Unfortunately, (according to him) she thinks since she supported him, he now needs to support her. An understandable position, but not necessarily doable at this time. He said the other day that since she (and we) paid the rent in December and I'm not sure what happened in January, but she wasn't working so he had to pay that on his own unless she came back with Christmas money, February I know they split...but anyway he says she thinks he should pay on his own now. But the money isn't there to do it and just because maybe he should, doesn't mean he can. He definitely should pay her back as soon as he can - but rent and electric and food have to come first. Being right isn't worth much if you are out on the street.
 

Lil

Well-Known Member
So yesterday I dropped off a bus pass in his mailbox. Tonight I got a text that his roommate has a job interview at Arby's (where he works) tomorrow. He said he's sure that he'll get the job, because they know how much Difficult Child needs more money in the house.

I hope so. Don't know exactly why it took him four weeks to get work, but I didn't say that. Yeah...that would have been a mistake. lol

I hate how worked up I get. I honestly don't want to. But he calls and gets me worried and I have this constant low-level panic feeling afterwards that just doesn't go away. I wish he really understood how it affects me. Maybe he'd even care.
 

InsaneCdn

Well-Known Member
I wish he really understood how it affects me. Maybe he'd even care
Lil - He probably cares more than you think, but... he's "only" 20. It will take a while before he can see the world through the eyes of others. He's still trying to get his own tiny world figured out.
 

Childofmine

one day at a time
Just catching up here and I think he is making tremendous progress! This is what progress looks like, not all pretty and perfect, but steps. Big steps, little steps...steps forward. He is starting to ***think*** and he is starting to grow up. This is exactly what you (and we) have all been hoping and praying for.

I sent him a text after he got mad and stopped talking to me. I told him, "I know you're upset and I don't blame you, I would be too. You need to give yourself a bit, then calm down and take it one step at a time. 1. Call landlord and see about skipping the deposit payment. 2. Call the power company and make a payment plan. 3. Find out how to get check stubs so you can reapply for Food Stamps and electric assistance. You aren't the only one ever to be in this position. Panicking will stop you from thinking.
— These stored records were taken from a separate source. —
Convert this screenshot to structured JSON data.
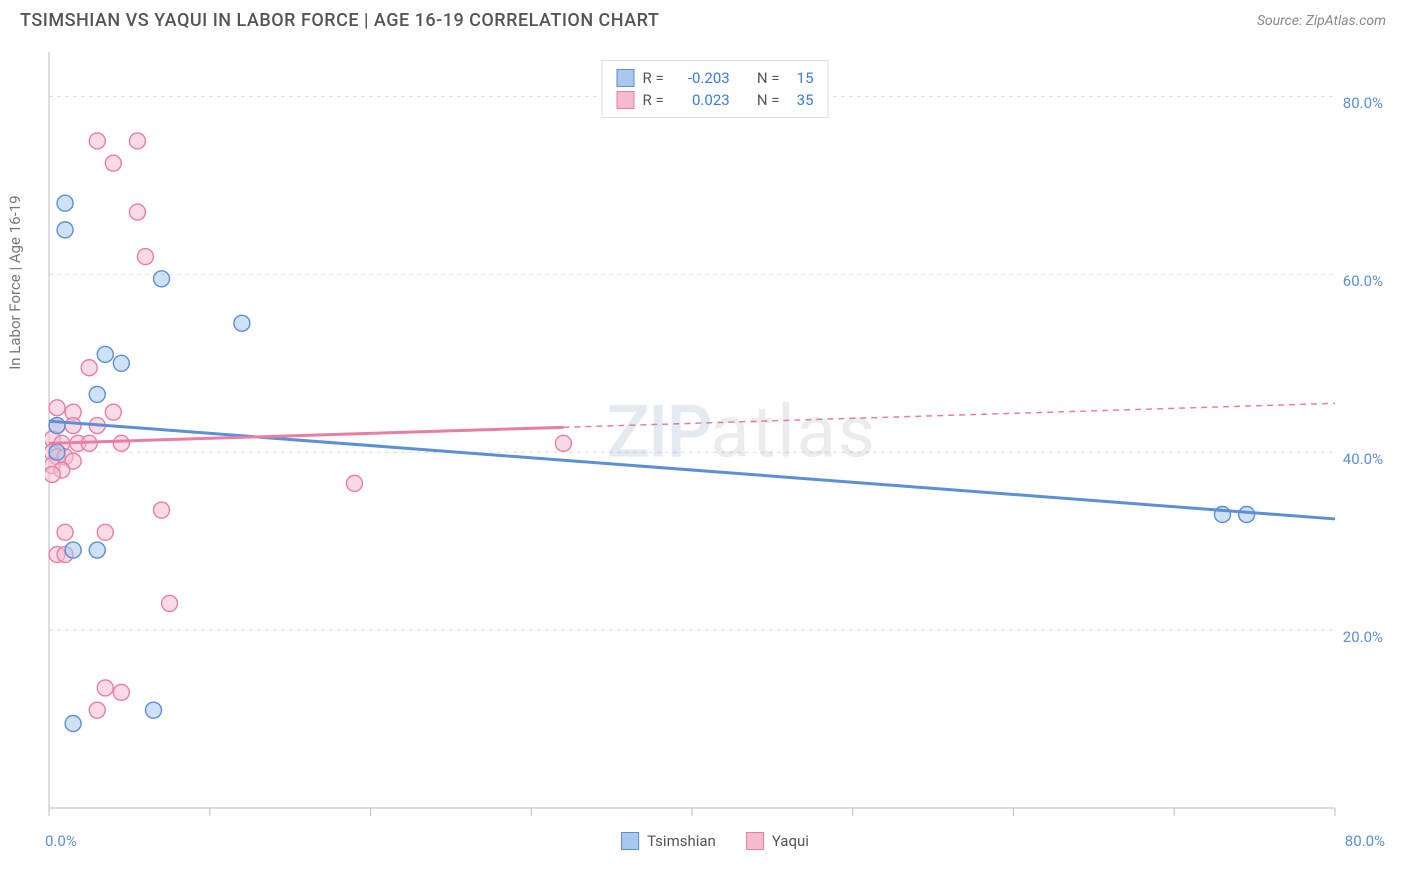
{
  "header": {
    "title": "TSIMSHIAN VS YAQUI IN LABOR FORCE | AGE 16-19 CORRELATION CHART",
    "source": "Source: ZipAtlas.com"
  },
  "chart": {
    "type": "scatter",
    "y_axis_label": "In Labor Force | Age 16-19",
    "xlim": [
      0,
      80
    ],
    "ylim": [
      0,
      85
    ],
    "x_tick_min_label": "0.0%",
    "x_tick_max_label": "80.0%",
    "x_tick_positions": [
      0,
      10,
      20,
      30,
      40,
      50,
      60,
      70,
      80
    ],
    "y_ticks": [
      {
        "v": 20,
        "label": "20.0%"
      },
      {
        "v": 40,
        "label": "40.0%"
      },
      {
        "v": 60,
        "label": "60.0%"
      },
      {
        "v": 80,
        "label": "80.0%"
      }
    ],
    "grid_color": "#dddddd",
    "axis_color": "#bbbbbb",
    "background_color": "#ffffff",
    "marker_radius": 8,
    "marker_opacity": 0.55,
    "marker_stroke_width": 1.4,
    "trend_line_width": 3,
    "series": [
      {
        "name": "Tsimshian",
        "color_fill": "#a8c8ed",
        "color_stroke": "#5b8fd6",
        "R": "-0.203",
        "N": "15",
        "points": [
          [
            1.0,
            68.0
          ],
          [
            1.0,
            65.0
          ],
          [
            7.0,
            59.5
          ],
          [
            12.0,
            54.5
          ],
          [
            3.5,
            51.0
          ],
          [
            4.5,
            50.0
          ],
          [
            3.0,
            46.5
          ],
          [
            0.5,
            43.0
          ],
          [
            0.5,
            40.0
          ],
          [
            1.5,
            29.0
          ],
          [
            3.0,
            29.0
          ],
          [
            6.5,
            11.0
          ],
          [
            1.5,
            9.5
          ],
          [
            73.0,
            33.0
          ],
          [
            74.5,
            33.0
          ]
        ],
        "trend": {
          "x1": 0,
          "y1": 43.5,
          "x2": 80,
          "y2": 32.5,
          "solid_to_x": 80
        }
      },
      {
        "name": "Yaqui",
        "color_fill": "#f5bccd",
        "color_stroke": "#e87fa3",
        "R": "0.023",
        "N": "35",
        "points": [
          [
            3.0,
            75.0
          ],
          [
            5.5,
            75.0
          ],
          [
            4.0,
            72.5
          ],
          [
            5.5,
            67.0
          ],
          [
            6.0,
            62.0
          ],
          [
            2.5,
            49.5
          ],
          [
            0.5,
            45.0
          ],
          [
            1.5,
            44.5
          ],
          [
            4.0,
            44.5
          ],
          [
            0.5,
            43.0
          ],
          [
            1.5,
            43.0
          ],
          [
            3.0,
            43.0
          ],
          [
            0.2,
            41.5
          ],
          [
            0.8,
            41.0
          ],
          [
            1.8,
            41.0
          ],
          [
            2.5,
            41.0
          ],
          [
            4.5,
            41.0
          ],
          [
            0.2,
            40.0
          ],
          [
            0.5,
            39.5
          ],
          [
            1.0,
            39.5
          ],
          [
            1.5,
            39.0
          ],
          [
            0.2,
            38.5
          ],
          [
            0.8,
            38.0
          ],
          [
            0.2,
            37.5
          ],
          [
            19.0,
            36.5
          ],
          [
            7.0,
            33.5
          ],
          [
            1.0,
            31.0
          ],
          [
            3.5,
            31.0
          ],
          [
            0.5,
            28.5
          ],
          [
            1.0,
            28.5
          ],
          [
            7.5,
            23.0
          ],
          [
            3.5,
            13.5
          ],
          [
            4.5,
            13.0
          ],
          [
            3.0,
            11.0
          ],
          [
            32.0,
            41.0
          ]
        ],
        "trend": {
          "x1": 0,
          "y1": 41.0,
          "x2": 80,
          "y2": 45.5,
          "solid_to_x": 32
        }
      }
    ],
    "legend_bottom": [
      {
        "label": "Tsimshian",
        "fill": "#a8c8ed",
        "stroke": "#5b8fd6"
      },
      {
        "label": "Yaqui",
        "fill": "#f5bccd",
        "stroke": "#e87fa3"
      }
    ],
    "watermark": {
      "part1": "ZIP",
      "part2": "atlas"
    }
  }
}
You can get through this. I believe in you. It will get better." or words to that effect.

I think this is great stuff that you sent him. I remember Difficult Child doing this exact same stuff, calling and dumping it all on me again and again. I would get all twisted up and I can tell you I didn't handle it as well as you did here. I would get so frustrated and furious, not understanding why in the world he was still struggling with what I considered to be...very...basic...things. Anyway...our DCs grow up later than others...
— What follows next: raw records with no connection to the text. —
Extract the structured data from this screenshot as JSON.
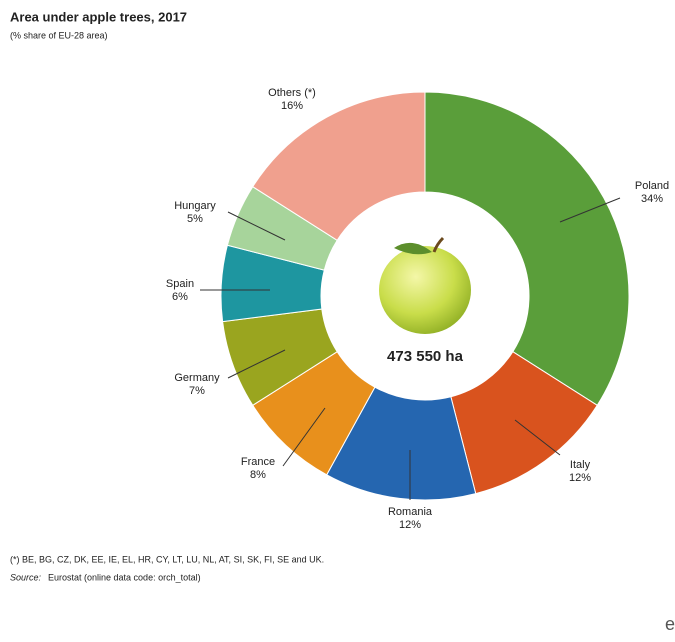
{
  "chart_data": {
    "type": "donut",
    "title": "Area under apple trees, 2017",
    "subtitle": "(% share of EU-28 area)",
    "categories": [
      "Poland",
      "Italy",
      "Romania",
      "France",
      "Germany",
      "Spain",
      "Hungary",
      "Others (*)"
    ],
    "values": [
      34,
      12,
      12,
      8,
      7,
      6,
      5,
      16
    ],
    "value_labels": [
      "34%",
      "12%",
      "12%",
      "8%",
      "7%",
      "6%",
      "5%",
      "16%"
    ],
    "colors": [
      "#5a9e3a",
      "#d9531e",
      "#2566b0",
      "#e8901c",
      "#9aa51f",
      "#1e96a0",
      "#a7d49b",
      "#f0a08e"
    ],
    "center_label": "473 550 ha",
    "footnote": "(*) BE, BG, CZ, DK, EE, IE, EL, HR, CY, LT, LU, NL, AT, SI, SK, FI, SE and UK.",
    "source_label": "Source:",
    "source_text": "Eurostat (online data code: orch_total)",
    "logo": "e"
  }
}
I guess I'm just so worried that, now that he's finally trying to do right, it'll all fall apart.

And it probably will a couple or few more times. Just brace yourself for it. And think about it...that's what WE do too...one step forward and two back. That is being fully human. I think it's great that he is having to deal with the girlfriend and the friend because again, that's real life. People don't come through like you want them do, and then you have to figure out what YOU will do. It's such a learning process and he is learning. We never learn when things are hunky dory. We learn through discomfort. That is what he is doing.

Lil, keep on trying hard just to listen...and do nothing else. I know that is very hard to do when a simple $50 or $100 is the difference between living on the street and one more month...when someone is trying...and you will have to make those tough calls as they come. You and Jabber can decide when to help and when to wait. It's exhausting but this is a very crucial time for him in his own development...so go slow...and go carefully.

Breathe, like Pasa said. Take care of YOU so you can do this.

This is really great news. Hang in there!!!